Pediatricians favour use of IPV, OPV vaccines for Polio Free status
Pediatricians across India have favoured the protective efficacy of sequential administration of Injectable Polio Vaccine (IPV) and Oral Polio Vaccine (OPV) to achieve the status of Polio Free India in 2014.
Talking to reporters here this afternoon, Dr Deepak Shivpuri, Senior Consultant and Head Of Department, Pediatrics and Neonatology, Fortis Escorts Hospital, Jaipur, said, "India, having gone more than one year without reporting any case of wild poliovirus, has officially been struck off the list of polio-endemic countries by the World Health Organization (WHO) since February this year." This is considered one of India's greatest public health, Dr Shivpuri said adding India had not reported a single case of polio since 2011 and will need to maintain this record until 2014 to be granted Polio-Free status.
A country needs to have reported no cases of Polio for at least three years before the World Health Organization (WHO) can grant it Polio-Free status. Barring India, Pakistan, Afghanistan and Nigeria, all other countries around the world are Polio-Free.
He said, "Polio is a communicable disease caused by the Polio virus that attacks nerve cells of the brain and spinal cord and infants, develop neurological complications, likes stiffness of the neck and back, weak muscles, pain in the joints, and paralysis of one or more limbs or respiratory muscles." "There are three prevalent forms of poliovirus that is type 1 (PV1), type 2 (PV2) and type 3 (PV3).

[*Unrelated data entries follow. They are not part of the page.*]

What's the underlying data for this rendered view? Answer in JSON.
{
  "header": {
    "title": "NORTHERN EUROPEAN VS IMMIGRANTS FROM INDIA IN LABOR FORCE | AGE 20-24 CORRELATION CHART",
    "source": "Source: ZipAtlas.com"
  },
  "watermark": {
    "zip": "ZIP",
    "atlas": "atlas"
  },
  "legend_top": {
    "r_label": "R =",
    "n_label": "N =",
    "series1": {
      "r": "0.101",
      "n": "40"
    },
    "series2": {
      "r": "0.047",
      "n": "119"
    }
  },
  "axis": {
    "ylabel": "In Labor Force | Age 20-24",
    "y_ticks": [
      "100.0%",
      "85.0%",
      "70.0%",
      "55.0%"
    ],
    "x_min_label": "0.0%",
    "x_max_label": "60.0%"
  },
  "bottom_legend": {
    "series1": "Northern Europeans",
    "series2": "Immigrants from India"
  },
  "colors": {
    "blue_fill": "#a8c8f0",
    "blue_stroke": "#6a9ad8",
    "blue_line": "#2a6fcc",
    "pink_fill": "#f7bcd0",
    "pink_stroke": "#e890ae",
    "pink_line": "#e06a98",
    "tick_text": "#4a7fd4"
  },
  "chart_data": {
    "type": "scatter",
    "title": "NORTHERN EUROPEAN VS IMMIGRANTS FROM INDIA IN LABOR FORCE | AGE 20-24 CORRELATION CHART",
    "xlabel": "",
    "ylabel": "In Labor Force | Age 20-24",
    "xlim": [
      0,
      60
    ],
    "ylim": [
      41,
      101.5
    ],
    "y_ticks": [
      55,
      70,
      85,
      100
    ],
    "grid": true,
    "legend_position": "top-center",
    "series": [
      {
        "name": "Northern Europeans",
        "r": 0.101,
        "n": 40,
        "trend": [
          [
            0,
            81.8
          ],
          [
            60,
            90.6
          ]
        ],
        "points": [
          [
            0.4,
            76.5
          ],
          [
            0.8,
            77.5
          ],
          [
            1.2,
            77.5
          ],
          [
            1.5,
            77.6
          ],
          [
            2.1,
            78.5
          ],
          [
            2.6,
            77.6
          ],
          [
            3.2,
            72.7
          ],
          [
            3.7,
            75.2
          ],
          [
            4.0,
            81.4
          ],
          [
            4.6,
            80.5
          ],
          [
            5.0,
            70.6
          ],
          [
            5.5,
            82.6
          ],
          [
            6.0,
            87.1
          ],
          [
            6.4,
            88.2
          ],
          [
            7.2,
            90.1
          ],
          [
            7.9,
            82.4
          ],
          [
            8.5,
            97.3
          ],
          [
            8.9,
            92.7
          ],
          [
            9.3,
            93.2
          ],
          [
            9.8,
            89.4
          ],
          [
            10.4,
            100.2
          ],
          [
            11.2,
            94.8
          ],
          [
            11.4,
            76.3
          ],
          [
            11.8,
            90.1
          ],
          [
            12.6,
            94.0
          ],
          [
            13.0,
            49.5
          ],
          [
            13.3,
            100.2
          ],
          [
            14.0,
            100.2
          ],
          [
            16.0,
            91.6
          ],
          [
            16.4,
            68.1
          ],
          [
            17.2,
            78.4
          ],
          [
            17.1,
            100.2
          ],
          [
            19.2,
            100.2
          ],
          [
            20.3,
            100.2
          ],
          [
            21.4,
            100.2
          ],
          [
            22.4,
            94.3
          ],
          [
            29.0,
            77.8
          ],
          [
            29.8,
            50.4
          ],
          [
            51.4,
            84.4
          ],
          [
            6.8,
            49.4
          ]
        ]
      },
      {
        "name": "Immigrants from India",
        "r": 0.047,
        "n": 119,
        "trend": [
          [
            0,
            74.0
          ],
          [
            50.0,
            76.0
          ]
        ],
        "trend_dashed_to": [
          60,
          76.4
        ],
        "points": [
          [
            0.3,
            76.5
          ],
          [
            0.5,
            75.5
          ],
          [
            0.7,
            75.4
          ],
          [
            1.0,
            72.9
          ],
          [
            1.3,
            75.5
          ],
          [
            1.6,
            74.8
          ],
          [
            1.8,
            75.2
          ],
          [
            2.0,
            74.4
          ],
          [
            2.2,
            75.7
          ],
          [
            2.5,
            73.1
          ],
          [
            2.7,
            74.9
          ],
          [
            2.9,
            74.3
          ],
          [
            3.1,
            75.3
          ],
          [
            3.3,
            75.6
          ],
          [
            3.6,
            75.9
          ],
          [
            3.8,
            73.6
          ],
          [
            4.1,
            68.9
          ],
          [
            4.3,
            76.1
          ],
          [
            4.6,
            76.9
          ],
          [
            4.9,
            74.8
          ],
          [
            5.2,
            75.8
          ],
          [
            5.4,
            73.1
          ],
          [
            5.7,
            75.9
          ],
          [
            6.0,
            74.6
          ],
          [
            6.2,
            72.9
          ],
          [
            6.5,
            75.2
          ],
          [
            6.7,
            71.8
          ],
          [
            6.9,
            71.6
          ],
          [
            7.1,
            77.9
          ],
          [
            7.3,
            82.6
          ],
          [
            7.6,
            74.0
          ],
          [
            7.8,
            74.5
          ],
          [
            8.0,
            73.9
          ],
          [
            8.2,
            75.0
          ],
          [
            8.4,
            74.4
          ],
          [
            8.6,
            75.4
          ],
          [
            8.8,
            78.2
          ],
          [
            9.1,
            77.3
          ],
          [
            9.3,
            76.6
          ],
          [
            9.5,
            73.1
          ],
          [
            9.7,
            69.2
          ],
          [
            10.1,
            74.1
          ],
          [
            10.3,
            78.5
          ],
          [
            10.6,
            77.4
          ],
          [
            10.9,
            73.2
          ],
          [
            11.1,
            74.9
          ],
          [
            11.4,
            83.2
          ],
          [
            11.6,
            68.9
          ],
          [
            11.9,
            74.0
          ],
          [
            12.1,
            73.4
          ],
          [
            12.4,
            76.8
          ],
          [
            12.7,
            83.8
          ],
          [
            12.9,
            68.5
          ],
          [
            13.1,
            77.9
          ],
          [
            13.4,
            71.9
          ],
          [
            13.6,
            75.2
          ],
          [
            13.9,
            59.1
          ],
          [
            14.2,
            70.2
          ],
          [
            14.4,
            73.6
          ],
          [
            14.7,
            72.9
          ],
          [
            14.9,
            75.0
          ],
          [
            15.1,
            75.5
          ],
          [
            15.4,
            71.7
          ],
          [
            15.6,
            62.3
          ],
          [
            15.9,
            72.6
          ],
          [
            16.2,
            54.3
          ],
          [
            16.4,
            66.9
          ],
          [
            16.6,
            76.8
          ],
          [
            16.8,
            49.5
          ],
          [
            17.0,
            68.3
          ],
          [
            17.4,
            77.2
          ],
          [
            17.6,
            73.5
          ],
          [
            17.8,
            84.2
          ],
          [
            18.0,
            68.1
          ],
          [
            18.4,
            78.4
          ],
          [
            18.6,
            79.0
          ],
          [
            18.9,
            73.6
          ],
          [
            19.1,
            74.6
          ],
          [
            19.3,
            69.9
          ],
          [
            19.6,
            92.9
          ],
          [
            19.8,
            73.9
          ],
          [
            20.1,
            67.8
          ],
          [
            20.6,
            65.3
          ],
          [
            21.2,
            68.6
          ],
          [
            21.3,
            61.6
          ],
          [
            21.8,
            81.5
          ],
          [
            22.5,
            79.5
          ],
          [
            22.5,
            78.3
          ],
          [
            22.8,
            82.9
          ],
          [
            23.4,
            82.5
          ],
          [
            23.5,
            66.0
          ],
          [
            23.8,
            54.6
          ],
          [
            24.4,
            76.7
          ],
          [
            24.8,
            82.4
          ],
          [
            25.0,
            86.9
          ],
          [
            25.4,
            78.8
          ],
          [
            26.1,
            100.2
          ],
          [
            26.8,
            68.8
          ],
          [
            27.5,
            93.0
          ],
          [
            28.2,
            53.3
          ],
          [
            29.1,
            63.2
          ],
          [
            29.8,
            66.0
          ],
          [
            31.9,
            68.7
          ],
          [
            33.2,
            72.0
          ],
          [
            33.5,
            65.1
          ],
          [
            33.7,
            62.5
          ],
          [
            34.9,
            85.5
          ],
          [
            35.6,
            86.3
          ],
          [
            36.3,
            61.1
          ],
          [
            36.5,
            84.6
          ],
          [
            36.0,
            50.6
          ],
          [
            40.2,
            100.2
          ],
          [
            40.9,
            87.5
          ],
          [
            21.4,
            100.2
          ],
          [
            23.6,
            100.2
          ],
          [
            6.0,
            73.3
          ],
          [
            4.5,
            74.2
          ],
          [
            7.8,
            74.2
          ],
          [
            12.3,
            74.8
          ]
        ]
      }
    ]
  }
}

Oral Polio Vaccine (OPV) which uses the live attenuated polio virus has been used in polio eradication efforts since the beginning of the programme and has successfully led to the elimination of the virus from the country but carries the risk of Vaccine-Associated Paralytic Polio (VAPP) and Vaccine-Derived Polio Virus (VDPV) which is unacceptable in the current scenario." He elaborated saying the sequential usage of an IPV and OPV schedule did offer double protection as IPV did not contain a 'live' virus thus eliminating the risk of VAPP.
"Public health experts also estimate 100-180 children in India develop VAPP each year, a rare but serious side effect of the OPV they had received to protect them from the wild poliovirus," he pointed out.